Abstract

We develop connections between Stein’s approximation method, logarithmic Sobolev and transport inequalities by introducing a new class of functional inequalities involving the relative entropy, the Stein kernel, the relative Fisher information and the Wasserstein distance with respect to a given reference distribution on \({\mathbb{R}^{d}}\). For the Gaussian model, the results improve upon the classical logarithmic Sobolev inequality and the Talagrand quadratic transportation cost inequality. Further examples of illustrations include multidimensional gamma distributions, beta distributions, as well as families of log-concave densities. As a by-product, the new inequalities are shown to be relevant towards convergence to equilibrium, concentration inequalities and entropic convergence expressed in terms of the Stein kernel.
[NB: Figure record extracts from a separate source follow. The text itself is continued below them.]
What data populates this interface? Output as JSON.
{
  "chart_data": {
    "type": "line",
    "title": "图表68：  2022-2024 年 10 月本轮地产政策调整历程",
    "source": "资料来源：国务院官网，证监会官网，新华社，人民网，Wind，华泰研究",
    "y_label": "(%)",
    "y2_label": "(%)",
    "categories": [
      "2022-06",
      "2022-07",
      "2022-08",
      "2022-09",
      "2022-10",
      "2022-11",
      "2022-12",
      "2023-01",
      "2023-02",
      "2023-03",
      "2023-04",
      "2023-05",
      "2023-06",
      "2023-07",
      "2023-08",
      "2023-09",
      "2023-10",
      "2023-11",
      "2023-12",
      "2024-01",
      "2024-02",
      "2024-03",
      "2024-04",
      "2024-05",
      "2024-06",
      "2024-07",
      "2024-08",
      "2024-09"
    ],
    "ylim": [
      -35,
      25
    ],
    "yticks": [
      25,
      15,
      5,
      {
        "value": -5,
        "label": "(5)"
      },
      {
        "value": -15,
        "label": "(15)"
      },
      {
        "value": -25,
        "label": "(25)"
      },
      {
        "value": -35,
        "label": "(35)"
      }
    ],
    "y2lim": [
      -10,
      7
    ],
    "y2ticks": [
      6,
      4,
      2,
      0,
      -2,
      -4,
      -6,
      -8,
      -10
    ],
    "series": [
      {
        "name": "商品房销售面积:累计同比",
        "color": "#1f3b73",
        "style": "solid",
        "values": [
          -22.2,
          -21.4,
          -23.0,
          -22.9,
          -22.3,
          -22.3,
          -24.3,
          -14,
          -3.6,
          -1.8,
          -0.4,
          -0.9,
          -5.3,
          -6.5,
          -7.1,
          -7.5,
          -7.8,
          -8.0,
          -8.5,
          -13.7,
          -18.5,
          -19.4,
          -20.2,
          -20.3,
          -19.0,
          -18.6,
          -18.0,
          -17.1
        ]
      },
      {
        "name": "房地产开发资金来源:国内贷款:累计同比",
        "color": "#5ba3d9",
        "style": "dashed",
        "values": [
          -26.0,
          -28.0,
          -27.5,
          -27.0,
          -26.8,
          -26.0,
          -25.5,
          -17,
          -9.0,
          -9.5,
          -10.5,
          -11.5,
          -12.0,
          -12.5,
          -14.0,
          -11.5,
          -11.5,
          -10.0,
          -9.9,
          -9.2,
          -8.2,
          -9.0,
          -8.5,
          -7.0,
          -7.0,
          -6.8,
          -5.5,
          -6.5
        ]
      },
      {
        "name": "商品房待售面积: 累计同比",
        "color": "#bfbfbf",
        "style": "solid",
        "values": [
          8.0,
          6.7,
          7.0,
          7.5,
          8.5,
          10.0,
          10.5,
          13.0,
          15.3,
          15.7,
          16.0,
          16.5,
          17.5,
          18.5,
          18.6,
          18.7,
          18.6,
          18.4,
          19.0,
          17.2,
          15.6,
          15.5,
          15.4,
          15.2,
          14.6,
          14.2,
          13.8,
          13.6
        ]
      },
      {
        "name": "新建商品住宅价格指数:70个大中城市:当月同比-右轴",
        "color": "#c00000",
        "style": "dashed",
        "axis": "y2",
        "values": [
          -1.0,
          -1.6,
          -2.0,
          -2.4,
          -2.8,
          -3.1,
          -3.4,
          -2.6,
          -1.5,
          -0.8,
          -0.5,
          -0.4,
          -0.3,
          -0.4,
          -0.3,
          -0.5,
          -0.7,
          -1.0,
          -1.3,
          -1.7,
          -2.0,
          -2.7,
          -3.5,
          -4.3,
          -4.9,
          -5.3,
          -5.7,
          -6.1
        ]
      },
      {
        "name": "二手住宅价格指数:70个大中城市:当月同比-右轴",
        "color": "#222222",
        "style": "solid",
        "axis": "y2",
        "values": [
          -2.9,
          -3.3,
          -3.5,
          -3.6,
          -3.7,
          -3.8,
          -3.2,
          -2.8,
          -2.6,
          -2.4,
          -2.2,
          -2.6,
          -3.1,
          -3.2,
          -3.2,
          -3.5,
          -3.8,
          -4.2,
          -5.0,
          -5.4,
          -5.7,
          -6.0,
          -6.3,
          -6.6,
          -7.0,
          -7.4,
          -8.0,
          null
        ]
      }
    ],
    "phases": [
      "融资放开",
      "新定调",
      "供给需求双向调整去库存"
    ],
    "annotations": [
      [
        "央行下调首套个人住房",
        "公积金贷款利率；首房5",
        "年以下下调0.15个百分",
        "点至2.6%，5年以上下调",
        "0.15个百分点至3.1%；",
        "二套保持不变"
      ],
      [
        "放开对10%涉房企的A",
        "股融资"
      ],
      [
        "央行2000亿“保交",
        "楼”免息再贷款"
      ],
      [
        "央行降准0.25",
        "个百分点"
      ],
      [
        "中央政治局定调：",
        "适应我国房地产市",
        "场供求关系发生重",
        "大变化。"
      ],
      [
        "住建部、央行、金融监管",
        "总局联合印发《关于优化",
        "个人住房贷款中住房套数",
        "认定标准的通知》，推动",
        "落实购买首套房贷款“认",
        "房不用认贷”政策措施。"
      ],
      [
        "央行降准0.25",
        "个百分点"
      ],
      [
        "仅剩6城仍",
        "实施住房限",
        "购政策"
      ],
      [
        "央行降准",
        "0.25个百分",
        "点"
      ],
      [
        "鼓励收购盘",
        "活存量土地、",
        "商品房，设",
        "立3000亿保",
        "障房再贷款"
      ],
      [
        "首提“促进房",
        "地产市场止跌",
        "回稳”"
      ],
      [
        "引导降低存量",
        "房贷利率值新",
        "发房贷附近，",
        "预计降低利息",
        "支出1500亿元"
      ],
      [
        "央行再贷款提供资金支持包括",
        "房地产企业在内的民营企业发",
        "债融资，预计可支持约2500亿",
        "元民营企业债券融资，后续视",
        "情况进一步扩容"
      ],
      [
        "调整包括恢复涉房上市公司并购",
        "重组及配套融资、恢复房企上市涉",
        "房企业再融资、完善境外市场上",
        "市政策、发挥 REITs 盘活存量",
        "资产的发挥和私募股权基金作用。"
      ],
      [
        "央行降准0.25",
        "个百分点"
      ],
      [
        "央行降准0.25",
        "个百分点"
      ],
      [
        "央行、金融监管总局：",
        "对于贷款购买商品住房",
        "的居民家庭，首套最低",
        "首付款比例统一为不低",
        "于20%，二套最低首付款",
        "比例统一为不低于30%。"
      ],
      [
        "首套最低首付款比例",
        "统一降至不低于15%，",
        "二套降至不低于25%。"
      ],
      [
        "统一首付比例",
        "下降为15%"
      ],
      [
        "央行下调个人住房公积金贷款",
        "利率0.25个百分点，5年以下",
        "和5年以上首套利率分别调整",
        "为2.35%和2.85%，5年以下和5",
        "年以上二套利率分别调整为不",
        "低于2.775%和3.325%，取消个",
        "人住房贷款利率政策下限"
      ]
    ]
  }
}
The tools rely on semigroup interpolation and bounds, in particular by means of the iterated gradients of the Markov generator with invariant measure the distribution under consideration. In a second part, motivated by the recent investigation by Nourdin, Peccati and Swan on Wiener chaoses, we address the issue of entropic bounds on multidimensional functionals F with the Stein kernel via a set of data on F and its gradients rather than on the Fisher information of the density. A natural framework for this investigation is given by the Markov Triple structure (E, μ, Γ) in which abstract Malliavin-type arguments may be developed and extend the Wiener chaos setting.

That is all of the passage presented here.